Generative AI-Driven CNN Framework for Enhanced Lung Cancer Detection, Prediction, and Treatment: A Novel Approach to Overcoming AI Limitations.
Authors
Affiliations (2)
Affiliations (2)
- Department of Computer Science and Engineering, Faculty of Engineering and Technology, Annamalai University, Annamalainagar, Tamil Nadu, India, annamalaiuniversity.ac.in.

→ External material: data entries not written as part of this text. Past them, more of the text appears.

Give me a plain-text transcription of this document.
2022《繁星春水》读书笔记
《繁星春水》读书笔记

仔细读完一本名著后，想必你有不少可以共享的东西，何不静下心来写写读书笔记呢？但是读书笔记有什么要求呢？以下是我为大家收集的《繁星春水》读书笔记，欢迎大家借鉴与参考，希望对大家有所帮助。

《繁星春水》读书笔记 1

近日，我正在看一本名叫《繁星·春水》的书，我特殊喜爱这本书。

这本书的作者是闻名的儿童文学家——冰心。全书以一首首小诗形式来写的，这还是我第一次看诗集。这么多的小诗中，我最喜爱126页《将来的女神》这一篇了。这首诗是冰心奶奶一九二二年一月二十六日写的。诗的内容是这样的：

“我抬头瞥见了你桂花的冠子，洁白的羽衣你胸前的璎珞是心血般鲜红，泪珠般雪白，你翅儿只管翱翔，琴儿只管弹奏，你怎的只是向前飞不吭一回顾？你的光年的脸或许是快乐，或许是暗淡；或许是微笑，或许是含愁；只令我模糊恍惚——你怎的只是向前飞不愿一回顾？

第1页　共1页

- Department of Computer Science and Engineering, Koneru Lakshmaiah Education Foundation, Bowrampet, Hyderabad, Telangana, India, kluniversity.in.
Abstract
Lung cancer remains one of the most common and deadly diseases globally, necessitating swift and precise detection to enhance patient prognosis. Conventional radiological techniques, including CT scans and X-rays, often exhibit high false positive rates, low sensitivity, and reliance on radiologist interpretation, leading to potential diagnostic inconsistencies. This research presents a generative AI-driven convolutional neural network (CNN) framework aimed at improving lung cancer detection, risk prediction, and treatment planning. The proposed approach integrates deep learning, CNN-based feature extraction, and generative adversarial networks (GANs) for data augmentation, effectively overcoming limitations in AI-powered diagnostics. A dataset comprising lung cancer-patient information, CT scan characteristics, and cancer risk scores was utilized for model training and evaluation. The abstract has been updated to clearly highlight the quantitative improvements, showing an increase in accuracy from 94.5% to 100% and an improvement in AUC from 0.95 to 1.00 compared with existing models. The CNN model extracts crucial features from medical images, whereas GAN-generated synthetic data enhances learning efficiency and robustness. The model was implemented using TensorFlow and Keras, optimized with Adam and trained over 30 epochs, achieving an unparalleled 100% accuracy, precision, recall, and F1-score on the validation dataset. A comparative analysis with state-of-the-art AI methodologies, including Transformers and hybrid deep learning architectures, demonstrated the superior efficacy of the proposed framework. The findings highlight that generative AI significantly refines lung cancer diagnostics by minimizing false positives and optimizing treatment recommendations. The novelty of this work lies in its unified framework that brings together synthetic data generation, advanced feature extraction, attention-based classification, and a probabilistic risk prediction approach into a single system, an integration that has not been comprehensively explored in existing studies. The ROC-AUC score of 1.00 further validates the model's ability to accurately differentiate between malignant and benign cases. Future advancements will focus on clinical deployment, explainable AI (XAI) for improved interpretability, and integration into real-world healthcare systems.